AlphaForge
experimentalEvolutionary optimization over a typed prompt-bundle surface, scored against point-in-time equity cohorts with deterministic regime-conditional screening and tax-aware exit policies. The system now runs a stable search pipeline, produces historical shadow candidates, and blocks live-persona promotion unless a bundle survives a stricter validation and shadow-readiness gate.

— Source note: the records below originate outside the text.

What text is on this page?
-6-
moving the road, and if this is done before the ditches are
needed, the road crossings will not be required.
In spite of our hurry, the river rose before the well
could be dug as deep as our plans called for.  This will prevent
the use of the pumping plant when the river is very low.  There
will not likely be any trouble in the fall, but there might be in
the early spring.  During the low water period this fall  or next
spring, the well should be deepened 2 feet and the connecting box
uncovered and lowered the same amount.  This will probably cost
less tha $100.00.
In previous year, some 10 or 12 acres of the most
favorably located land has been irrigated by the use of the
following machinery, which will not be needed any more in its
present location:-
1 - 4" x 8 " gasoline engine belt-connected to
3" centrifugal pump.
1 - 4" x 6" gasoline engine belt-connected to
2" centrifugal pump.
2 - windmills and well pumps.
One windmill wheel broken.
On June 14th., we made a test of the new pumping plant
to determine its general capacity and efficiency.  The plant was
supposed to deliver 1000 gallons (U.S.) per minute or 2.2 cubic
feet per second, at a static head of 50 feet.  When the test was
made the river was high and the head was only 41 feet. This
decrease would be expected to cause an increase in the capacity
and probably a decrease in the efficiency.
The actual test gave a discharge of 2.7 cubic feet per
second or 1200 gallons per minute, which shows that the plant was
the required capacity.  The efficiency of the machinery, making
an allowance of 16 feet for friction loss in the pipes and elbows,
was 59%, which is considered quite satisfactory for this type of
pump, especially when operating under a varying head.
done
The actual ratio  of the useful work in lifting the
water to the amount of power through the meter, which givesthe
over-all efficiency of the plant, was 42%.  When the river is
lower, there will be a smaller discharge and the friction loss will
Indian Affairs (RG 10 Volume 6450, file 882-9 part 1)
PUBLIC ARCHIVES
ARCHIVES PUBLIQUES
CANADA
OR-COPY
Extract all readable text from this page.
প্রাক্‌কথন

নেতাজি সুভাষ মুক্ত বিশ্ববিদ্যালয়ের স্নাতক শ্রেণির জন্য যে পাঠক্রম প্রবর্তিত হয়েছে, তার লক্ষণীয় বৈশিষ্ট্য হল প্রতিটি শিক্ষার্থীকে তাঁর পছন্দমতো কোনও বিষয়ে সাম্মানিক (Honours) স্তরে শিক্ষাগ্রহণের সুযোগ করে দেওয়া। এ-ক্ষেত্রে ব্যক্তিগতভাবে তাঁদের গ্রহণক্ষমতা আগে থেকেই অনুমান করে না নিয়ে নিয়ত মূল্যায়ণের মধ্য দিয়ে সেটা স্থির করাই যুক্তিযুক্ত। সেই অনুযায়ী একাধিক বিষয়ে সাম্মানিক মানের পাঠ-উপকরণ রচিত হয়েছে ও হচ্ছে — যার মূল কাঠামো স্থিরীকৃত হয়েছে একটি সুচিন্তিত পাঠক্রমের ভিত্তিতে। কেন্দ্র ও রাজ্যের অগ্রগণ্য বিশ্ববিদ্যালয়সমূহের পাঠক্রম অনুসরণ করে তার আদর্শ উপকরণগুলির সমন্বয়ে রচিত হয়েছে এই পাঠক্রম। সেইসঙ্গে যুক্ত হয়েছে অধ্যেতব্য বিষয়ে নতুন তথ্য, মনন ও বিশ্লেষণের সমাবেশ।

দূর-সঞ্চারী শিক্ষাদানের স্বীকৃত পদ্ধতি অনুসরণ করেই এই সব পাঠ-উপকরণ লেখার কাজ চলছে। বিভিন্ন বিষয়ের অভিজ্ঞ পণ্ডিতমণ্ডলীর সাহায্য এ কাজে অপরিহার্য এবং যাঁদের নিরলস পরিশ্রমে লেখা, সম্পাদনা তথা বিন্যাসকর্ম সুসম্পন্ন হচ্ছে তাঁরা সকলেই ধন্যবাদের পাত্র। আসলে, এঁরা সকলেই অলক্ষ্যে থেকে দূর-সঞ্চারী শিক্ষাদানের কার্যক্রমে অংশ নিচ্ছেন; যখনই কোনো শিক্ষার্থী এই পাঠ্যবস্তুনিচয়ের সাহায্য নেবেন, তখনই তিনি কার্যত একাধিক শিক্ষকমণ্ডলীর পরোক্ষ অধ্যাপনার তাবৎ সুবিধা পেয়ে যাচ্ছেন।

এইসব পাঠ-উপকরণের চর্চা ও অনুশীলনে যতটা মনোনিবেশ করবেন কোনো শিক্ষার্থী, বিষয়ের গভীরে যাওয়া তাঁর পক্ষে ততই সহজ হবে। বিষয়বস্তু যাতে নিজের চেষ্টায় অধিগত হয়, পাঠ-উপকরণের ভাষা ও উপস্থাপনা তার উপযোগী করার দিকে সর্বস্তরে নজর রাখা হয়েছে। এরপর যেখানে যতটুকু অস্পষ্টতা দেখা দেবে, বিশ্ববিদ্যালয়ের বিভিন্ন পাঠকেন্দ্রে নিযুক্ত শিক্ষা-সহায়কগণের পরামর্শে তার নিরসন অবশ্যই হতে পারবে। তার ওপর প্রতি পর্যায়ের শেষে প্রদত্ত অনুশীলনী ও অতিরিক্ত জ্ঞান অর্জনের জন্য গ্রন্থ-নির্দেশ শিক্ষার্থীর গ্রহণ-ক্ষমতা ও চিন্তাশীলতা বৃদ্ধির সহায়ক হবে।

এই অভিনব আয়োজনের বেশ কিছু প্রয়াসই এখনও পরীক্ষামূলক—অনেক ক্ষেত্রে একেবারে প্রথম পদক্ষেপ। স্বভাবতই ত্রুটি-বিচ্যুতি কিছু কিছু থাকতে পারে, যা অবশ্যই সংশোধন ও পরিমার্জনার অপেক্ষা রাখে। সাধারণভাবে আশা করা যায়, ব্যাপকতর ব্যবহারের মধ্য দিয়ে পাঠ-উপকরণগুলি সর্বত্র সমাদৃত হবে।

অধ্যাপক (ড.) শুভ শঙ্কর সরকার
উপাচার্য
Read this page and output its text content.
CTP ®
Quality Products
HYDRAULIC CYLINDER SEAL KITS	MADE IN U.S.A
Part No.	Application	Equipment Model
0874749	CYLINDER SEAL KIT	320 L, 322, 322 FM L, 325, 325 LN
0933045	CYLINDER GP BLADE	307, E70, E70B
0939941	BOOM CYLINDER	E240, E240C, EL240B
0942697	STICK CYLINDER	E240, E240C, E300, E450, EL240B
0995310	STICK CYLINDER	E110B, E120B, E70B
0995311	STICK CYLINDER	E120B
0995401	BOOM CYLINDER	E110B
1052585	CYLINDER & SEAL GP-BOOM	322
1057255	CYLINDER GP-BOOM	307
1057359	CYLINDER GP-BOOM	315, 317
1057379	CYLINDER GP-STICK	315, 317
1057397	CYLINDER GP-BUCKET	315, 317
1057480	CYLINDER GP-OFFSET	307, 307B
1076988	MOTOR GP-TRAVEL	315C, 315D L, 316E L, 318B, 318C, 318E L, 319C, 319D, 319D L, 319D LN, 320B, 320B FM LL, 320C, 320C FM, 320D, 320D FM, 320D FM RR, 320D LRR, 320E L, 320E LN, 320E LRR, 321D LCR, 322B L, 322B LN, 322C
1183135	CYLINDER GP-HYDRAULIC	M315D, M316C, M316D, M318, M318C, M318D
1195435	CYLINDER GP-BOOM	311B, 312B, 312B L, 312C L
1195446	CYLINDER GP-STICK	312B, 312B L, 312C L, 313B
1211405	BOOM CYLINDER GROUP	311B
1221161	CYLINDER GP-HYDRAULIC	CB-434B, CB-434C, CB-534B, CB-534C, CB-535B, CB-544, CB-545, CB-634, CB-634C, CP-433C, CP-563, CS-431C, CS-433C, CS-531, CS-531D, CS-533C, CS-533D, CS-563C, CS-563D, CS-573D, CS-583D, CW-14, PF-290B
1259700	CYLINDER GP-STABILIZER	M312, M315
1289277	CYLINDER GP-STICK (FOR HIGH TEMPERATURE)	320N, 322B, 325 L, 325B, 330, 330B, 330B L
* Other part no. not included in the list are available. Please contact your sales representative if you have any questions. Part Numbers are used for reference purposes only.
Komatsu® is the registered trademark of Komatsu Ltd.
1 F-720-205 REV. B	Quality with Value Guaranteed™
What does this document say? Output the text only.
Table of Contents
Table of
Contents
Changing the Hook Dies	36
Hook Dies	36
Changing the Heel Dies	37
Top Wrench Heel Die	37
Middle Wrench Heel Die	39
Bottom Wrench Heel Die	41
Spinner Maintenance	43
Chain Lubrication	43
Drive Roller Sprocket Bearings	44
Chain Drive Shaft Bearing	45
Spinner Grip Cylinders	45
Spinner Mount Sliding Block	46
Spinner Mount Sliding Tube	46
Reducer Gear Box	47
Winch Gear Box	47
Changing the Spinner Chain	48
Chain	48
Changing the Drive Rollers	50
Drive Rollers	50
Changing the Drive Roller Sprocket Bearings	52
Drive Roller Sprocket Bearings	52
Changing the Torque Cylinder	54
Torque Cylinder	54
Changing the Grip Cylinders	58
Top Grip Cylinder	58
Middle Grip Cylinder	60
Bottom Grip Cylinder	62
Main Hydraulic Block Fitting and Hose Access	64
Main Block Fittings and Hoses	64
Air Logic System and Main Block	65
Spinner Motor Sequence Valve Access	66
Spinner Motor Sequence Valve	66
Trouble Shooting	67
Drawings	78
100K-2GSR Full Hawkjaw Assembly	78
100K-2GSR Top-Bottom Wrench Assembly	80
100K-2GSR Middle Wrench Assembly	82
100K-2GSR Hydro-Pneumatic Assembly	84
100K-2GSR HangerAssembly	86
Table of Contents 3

Inspired by Karpathy's autoresearch (autonomous experimentation loop) and Atlas-GIC (multi-agent prompt optimization via Sharpe). Diverges from both: this is a governed IC workflow where structural risk gates — not prompt mutation alone — are the discipline mechanism.
The Forge
AlphaForge treats investment research prompts as parameters to be optimized. Each "prompt bundle" is a typed configuration: persona overlays, ranking weights, screener template, guidance style, and tool budgets. The system mutates these variables and scores the output against historical equity cohorts — keeping only the survivors.
# The evolutionary loop
seeds = load_prompt_bundles() # 6 philosophy-first seed bundles
universe = build_universe_as_of(date) # liquid large/mid-cap PIT subset
regime = precompute_regime_packet(date) # once per decision date
shortlist = screen_equities(universe, regime) # auto_cycle_map_v1
research = run_research(shortlist, bundle) # LLM thesis + filing analysis
scored = score_cohorts(research, SPY) # 12m / 36m / 60m after-tax
survivors = gate(scored, mean_36m > 0) # complete coverage required
mutations = diversify_process_hypotheses() # weights, evidence, screen strictness
shadow = stage_for_manual_review(candidate) # never auto-promote live Three Layers
Deterministic Screener
Philosophy-first via auto_cycle_map_v1: a PIT regime packet is computed once per date and mapped into approved internal screen profiles. SEC company facts + yfinance prices + FRED macro series. Factor scoring: quality resilience, balance sheet strength, valuation, capital allocation, price confirmation. Later generations mostly mutate thresholds and evidence discipline, not direct stock-picking rules.
LLM Research Worker
Isolated Codex workspace with only the backtest MCP surface. Reads SEC filings, builds regime context from FRED/market data, ranks candidates, selects a portfolio with sell policies, and produces live-guidance actions. Every tool call is taped for reproducibility and audit.
Mechanical Scorer
Backtests each portfolio against SPY at 12m/36m/60m horizons with 1x/2x/3x transaction cost assumptions. Tax-aware (20% long-term after 366d hold). Deterministic sell policies: trailing stop, 200dma break, or hold-to-horizon. Search survivors must clear positive 36m after-tax excess return, then survive untouched validation dates before they can even enter shadow review.
Current State
AlphaForge has crossed the infrastructure threshold: the search loop, mutation bookkeeping, tape validation, and validation replay path are now trustworthy. The system has produced its first legitimate historical shadow candidate, but it still has not earned live-persona promotion.
Mutation Surface
| Variable | Range |
|---|---|
| ranking_weights | 5 factors, weight shifts of 0.10 between pairs |
| screen_template_id | Philosophy-first auto_cycle_map_v1 on live runs; internal profile mapping changes by PIT regime |
| pm_prompt_variant | 3 styles (deployment discipline, quality compounder, drawdown guard) |
| ra_prompt_variant | 3 styles (quality first, filing delta first, regime aware) |
| guidance_style | 3 styles (staged accumulator, watchlist first, high conviction only) |
| theta_screen_overrides | min_composite_score [0.55-0.70], max_candidates [12-20] |
| shortlist_n / portfolio_k | [8, 12, 16] / [3, 5] |
| evidence_threshold / tool_budget | [3, 4] / [4, 5, 6] per name; underfilling is allowed when evidence is thin |
Why "AlphaForge"
The name reflects the iterative, mechanical nature of the optimization loop. Prompt bundles are forged through repeated testing against historical equity cohorts — not generated by a single model pass or hand-tuned by a human analyst. Most bundles are expected to fail. The system is designed around attrition, not genius.
This is not autonomous trading. AlphaForge produces candidate prompt/screener configurations that are staged for manual review and forward shadowing before any live use. The current best bundle is still shadow-only, because historical validation is only marginal and the live packet does not yet certify portfolio risk gates. The human remains the decision-maker; the forge just searches a larger configuration space than manual tuning allows.